PROVIDENCE, R.I. --Brewer Anheuser-Busch Inc. and a Rhode Island beer distributor have agreed to pay $21 million to settle lawsuits brought by survivors of a 2003 nightclub fire and relatives of the 100 people killed, according to court papers filed Friday.
The February 2003 fire at The Station nightclub in West Warwick began when pyrotechnics used by the rock band Great White ignited flammable soundproofing foam on the club's walls and ceiling. More than 200 people were injured.
Anheuser-Busch is the latest big-name defendant to settle the case rather than bear the costs of continuing litigation or risk the uncertainty of a jury trial.
The St. Louis-based Anheuser-Busch and its Cranston-based distributor, McLaughlin & Moran, did not admit wrongdoing.
Under terms of the settlement, Anheuser-Busch will pay $5 million and McLaughlin & Moran will pay $16 million.
The latest agreements with plaintiffs' attorneys mean more than $122 million has now been offered to victims' families and survivors by more than a dozen defendants, including The Home Depot, which sold insulation used in the club, and Clear Channel Broadcasting, whose local rock radio station promoted the concert.
A group of foam manufacturers agreed earlier this month to settle for $30 million.
More than 300 survivors and victims' relatives sued dozens of people and companies over the fire. Defendants remaining in the case include the state of Rhode Island, the town of West Warwick and American Foam Corporation, a Johnston-based company accused of selling the flammable foam to the club.
Anheuser-Busch and McLaughlin & Moran were named in the lawsuits because survivors and victims' families said they helped promote the concert.
Lawyers for the victims say McLaughlin & Moran ran a Budweiser promotion at the show, displayed a Budweiser banner outside the club and developed radio advertisements that aired before the concert.
The lawyers also said Anheuser-Busch allowed its Budweiser trademark to be used at an unsafe event and "without making such minimal inquiry sufficient to discover the dangers of the band's performance."

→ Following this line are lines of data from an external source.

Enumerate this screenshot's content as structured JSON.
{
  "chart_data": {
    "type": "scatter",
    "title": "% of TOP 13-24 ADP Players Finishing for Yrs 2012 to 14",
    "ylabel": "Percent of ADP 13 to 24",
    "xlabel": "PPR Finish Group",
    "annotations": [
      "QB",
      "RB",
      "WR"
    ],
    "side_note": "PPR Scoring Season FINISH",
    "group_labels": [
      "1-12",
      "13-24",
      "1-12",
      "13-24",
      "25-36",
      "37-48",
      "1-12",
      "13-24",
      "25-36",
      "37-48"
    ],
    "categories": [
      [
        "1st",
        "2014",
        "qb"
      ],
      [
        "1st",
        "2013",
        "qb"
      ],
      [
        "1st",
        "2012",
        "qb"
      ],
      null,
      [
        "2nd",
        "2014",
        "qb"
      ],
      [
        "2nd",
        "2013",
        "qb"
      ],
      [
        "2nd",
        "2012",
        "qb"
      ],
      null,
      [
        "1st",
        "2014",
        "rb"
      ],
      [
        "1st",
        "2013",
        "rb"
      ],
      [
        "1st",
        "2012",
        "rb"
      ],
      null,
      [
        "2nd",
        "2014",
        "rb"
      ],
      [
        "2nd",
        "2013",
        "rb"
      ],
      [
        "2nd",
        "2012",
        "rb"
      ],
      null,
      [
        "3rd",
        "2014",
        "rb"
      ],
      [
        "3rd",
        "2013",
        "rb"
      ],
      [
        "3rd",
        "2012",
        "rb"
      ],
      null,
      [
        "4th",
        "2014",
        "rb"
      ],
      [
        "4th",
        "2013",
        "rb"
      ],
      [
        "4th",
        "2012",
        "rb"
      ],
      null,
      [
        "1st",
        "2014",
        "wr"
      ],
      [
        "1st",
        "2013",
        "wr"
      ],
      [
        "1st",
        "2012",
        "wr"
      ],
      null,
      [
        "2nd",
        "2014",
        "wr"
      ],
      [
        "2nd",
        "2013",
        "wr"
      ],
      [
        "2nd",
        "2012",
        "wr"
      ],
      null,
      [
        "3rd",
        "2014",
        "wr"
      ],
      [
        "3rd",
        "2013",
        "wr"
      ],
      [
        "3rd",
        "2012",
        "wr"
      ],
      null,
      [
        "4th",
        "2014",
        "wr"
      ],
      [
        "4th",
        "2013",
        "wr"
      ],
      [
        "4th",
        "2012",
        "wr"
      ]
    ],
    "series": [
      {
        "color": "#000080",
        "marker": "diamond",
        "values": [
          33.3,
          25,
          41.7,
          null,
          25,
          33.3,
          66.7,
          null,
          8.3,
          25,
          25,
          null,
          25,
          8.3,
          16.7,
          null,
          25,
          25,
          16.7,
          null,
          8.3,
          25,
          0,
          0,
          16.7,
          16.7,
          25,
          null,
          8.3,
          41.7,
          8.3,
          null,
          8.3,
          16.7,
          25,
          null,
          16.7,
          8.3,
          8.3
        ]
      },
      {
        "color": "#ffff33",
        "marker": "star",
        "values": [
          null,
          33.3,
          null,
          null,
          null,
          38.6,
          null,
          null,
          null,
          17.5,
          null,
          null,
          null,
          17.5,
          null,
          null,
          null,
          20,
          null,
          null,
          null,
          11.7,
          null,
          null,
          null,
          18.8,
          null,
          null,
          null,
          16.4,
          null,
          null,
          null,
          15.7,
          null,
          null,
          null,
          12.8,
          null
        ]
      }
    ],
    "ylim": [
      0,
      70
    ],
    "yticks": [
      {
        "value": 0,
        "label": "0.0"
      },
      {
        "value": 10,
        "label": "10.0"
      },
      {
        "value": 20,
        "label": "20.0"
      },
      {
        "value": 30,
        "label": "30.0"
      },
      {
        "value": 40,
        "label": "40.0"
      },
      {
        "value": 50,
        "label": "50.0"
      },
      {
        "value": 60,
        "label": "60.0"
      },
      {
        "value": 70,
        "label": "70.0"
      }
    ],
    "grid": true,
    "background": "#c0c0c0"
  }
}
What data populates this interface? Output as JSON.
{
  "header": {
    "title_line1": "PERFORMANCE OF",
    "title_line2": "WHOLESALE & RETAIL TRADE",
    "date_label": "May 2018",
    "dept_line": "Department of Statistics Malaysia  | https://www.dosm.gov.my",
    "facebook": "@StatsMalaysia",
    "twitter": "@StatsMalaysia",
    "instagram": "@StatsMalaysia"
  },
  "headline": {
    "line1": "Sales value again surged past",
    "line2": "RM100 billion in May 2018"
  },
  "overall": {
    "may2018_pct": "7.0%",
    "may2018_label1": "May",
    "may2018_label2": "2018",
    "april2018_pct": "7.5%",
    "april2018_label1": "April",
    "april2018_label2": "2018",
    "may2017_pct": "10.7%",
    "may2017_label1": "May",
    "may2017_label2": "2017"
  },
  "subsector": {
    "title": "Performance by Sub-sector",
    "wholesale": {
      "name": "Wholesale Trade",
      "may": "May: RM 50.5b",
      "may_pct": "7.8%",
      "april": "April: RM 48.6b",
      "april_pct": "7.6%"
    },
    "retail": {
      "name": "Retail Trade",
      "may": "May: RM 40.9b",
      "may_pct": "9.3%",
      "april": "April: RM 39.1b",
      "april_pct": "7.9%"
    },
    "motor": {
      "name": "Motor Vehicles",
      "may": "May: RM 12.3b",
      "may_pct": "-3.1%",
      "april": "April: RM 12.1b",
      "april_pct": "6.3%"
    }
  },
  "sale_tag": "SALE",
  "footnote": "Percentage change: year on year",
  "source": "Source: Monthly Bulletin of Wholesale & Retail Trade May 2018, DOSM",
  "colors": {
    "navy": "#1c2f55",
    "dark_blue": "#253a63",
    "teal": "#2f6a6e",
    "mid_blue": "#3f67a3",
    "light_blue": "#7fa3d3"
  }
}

In addition, a rock radio station disc jockey who served as the master of ceremonies at the concert was paid by McLaughlin & Moran for his appearance, according to court papers. The lawyers said the DJ introduced Great White and would have been positioned to stop the band from using the pyrotechnics but failed to do so.
The disc jockey, Michael Gonsalves, was among those killed.
McLaughlin & Moran said in a written statement that it was pleased about the settlement and hopes the case will be concluded quickly so the money can be paid out.
Gary L. Rutledge, the vice president for legal and government affairs at Anheuser-Busch Cos., said in a written statement that the company had no responsibility for the fire but was sensitive to the families.
"As a result, we wanted to direct the resources we would have committed to defending these lawsuits to those families," the statement said.
The settlement requires the approval of each person suing as well as the federal judge overseeing the case, among other conditions. A Duke University law professor is devising a formula to split the settlement money among the plaintiffs, and no families or survivors have received any money yet.
The fire also led to separate criminal charges against club owners Jeffrey and Michael Derderian, who installed the foam, and former Great White tour manager Daniel Biechele, who set off the pyrotechnics. All three entered pleas to involuntary manslaughter charges, with Biechele and Michael Derderian each getting four-year prison sentences. Jeffrey Derderian was sentenced to 500 hours of community service and three years probation.
Biechele was released on parole in March after serving 22 months in prison, and Michael Derderian will be freed next year.